Other than the hassle of getting new cards and an ID, I am out a wallet that a friend gave me eight years ago before I left for the Peace Corps, gift cards to Apple and Whole Foods, and $80 in cash. I absolutely never ever have cash on me, but I took out some for the wedding and haven’t spent it yet, waiting for when I may need it. Now it’s gone.
For the last 24 hours, I’ve been thinking about what I could do differently – moved my bag to be between Ethan and I in the booth, being more aware of my surroundings, using a bag with a zipper. But all this rehashing is only a punishment, a way to scold myself and prove that I deserve these bad and unfortunate things. This is a position I have long took in my life, but with therapy, I am entertaining new narratives.
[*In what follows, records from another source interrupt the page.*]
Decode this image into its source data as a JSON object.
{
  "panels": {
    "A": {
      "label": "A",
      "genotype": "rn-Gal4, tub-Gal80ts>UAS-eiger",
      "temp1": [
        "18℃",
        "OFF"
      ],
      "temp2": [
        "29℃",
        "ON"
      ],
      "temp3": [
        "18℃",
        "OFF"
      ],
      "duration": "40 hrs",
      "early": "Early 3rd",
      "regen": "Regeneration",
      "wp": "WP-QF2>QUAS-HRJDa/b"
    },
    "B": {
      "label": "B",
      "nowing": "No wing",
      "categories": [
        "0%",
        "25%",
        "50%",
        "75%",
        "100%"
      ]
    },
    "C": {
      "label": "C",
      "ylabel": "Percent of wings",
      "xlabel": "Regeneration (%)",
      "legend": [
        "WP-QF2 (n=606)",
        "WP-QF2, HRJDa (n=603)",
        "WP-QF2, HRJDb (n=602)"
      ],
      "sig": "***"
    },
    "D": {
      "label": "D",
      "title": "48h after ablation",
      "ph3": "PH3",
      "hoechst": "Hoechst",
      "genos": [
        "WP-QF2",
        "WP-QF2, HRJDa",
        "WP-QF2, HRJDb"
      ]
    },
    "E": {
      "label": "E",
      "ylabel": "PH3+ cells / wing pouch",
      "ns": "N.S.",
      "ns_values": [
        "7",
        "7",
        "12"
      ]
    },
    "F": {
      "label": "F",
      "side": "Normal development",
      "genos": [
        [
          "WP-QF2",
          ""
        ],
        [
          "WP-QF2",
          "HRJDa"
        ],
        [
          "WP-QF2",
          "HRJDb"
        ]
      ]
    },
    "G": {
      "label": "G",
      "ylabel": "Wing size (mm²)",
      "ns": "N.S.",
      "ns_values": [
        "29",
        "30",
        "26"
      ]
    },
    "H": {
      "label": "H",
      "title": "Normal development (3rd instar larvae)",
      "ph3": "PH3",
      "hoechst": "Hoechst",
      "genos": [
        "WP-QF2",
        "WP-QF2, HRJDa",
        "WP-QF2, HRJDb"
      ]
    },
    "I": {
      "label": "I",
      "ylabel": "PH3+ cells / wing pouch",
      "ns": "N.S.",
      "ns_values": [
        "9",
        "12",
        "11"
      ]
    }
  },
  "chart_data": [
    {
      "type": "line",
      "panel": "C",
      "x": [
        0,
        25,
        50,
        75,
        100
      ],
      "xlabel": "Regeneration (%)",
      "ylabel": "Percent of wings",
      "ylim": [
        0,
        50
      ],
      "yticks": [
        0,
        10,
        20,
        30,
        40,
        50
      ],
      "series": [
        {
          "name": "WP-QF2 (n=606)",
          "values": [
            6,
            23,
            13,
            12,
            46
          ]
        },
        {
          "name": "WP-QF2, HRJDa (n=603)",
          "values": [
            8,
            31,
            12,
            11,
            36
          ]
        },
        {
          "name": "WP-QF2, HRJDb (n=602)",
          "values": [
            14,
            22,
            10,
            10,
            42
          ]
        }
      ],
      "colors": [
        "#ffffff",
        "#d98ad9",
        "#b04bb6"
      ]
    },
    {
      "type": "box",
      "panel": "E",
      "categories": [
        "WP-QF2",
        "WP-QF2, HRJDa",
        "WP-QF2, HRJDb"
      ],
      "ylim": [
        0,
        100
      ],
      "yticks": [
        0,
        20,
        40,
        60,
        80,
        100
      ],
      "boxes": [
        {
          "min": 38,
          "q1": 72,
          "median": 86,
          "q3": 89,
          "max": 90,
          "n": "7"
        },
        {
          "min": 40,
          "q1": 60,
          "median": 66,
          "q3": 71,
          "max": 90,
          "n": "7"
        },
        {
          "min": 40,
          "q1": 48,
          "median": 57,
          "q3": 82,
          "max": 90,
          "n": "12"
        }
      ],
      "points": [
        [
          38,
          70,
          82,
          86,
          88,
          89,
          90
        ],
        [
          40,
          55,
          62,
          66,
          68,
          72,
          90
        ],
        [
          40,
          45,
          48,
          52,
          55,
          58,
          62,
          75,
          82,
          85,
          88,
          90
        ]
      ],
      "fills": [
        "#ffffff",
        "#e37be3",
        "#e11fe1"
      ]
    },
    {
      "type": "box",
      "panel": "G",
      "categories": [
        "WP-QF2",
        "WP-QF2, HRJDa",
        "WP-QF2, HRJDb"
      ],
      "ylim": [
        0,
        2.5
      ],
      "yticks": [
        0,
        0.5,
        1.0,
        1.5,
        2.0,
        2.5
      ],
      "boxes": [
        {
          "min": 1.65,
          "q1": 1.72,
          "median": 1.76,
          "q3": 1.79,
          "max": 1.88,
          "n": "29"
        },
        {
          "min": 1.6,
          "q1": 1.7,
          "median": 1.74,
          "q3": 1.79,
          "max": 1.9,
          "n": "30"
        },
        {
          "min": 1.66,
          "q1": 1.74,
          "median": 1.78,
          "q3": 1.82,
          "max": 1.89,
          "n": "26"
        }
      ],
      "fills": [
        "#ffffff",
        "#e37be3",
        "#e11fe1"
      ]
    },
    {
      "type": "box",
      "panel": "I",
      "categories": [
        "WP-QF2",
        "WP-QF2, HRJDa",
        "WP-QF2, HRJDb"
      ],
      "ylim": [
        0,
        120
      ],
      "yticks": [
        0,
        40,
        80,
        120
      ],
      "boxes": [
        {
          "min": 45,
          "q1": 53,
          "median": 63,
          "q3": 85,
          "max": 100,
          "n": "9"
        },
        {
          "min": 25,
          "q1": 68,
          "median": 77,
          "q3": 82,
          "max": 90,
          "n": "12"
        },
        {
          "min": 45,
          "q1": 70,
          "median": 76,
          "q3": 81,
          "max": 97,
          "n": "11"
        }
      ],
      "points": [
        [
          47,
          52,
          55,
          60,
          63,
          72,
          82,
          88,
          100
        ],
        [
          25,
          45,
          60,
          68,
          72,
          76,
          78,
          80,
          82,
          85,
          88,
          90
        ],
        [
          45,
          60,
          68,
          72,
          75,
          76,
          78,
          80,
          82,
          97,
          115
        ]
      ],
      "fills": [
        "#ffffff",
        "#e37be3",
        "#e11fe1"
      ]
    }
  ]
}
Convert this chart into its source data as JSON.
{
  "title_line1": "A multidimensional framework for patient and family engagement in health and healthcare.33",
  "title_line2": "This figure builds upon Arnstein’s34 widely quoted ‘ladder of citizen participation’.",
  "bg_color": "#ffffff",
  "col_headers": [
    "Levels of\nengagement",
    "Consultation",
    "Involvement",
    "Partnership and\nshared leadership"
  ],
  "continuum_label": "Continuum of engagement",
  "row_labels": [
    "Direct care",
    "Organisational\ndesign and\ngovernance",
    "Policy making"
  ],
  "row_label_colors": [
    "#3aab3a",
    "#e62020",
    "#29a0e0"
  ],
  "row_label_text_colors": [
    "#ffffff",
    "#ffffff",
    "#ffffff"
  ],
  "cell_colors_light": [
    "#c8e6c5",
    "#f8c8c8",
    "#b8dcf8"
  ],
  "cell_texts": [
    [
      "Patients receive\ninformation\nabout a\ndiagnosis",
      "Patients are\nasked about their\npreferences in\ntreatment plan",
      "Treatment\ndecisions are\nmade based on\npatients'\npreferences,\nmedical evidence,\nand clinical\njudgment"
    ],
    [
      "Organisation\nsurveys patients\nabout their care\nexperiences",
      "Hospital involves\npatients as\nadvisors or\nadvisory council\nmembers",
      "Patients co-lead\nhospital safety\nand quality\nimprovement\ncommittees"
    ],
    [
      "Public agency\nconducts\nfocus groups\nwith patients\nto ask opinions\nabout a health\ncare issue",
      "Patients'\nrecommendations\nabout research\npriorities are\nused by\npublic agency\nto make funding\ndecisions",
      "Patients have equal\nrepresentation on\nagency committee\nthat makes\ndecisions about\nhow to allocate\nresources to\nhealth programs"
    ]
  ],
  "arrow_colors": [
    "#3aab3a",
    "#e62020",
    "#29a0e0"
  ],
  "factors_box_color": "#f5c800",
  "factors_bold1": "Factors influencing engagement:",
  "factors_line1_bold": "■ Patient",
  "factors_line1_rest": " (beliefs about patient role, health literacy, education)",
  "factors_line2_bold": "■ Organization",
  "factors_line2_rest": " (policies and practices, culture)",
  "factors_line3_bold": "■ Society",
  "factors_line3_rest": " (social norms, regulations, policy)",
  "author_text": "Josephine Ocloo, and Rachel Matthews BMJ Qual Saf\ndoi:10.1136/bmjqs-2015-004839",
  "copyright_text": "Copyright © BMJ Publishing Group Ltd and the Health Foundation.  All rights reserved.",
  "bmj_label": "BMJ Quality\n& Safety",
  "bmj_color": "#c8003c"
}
Years ago, when I was in elementary school, I got this cool peace sign shirt that I absolutely loved. It had black frills on the sleeves. I was so excited to wear it and my first opportunity came at swim lessons the next Monday. During that time, we often just put our clothes in a bag and then left them on a bench. Hey, it was a small town. When I came back to the changing area, after my lesson, the shirt was gone. Someone else decided they liked it, too. I was really upset about this – that shirt and I barely got to know each other – but my grandmother wouldn’t let me wallow. “It’s just a shirt,” she said, knowing way more about the world than my kid self did. “Besides, you don’t know. Maybe that other person needed the shirt more than you did.”
I’ve carried that anecdote with me because it’s a really nice way to look at life, a cosmic rearranging of the universe for you to help someone without really understanding why or how.
So that’s my new story. It’s not that I was careless but that maybe that woman really needed the money and sometimes we do desperate things when it comes to getting money for food or transportation or a medical bill or whatever it is she needed. I am so blessed in my life that I could lose $80 and be OK the next day. Really, the rest is just a minor inconvenience.
And besides, it could have been worse. I still have my Ventra card so I can get to work today, she didn’t get my phone, Ethan has an account that isn’t connected to me so I can live off of him for a bit, and the wallet wasn’t take by force or with weapon. It was a simple picked pocket.
Losing my wallet sucks, but it’s life and a reminder that what happens to me doesn’t matter nearly as much as my reaction to it.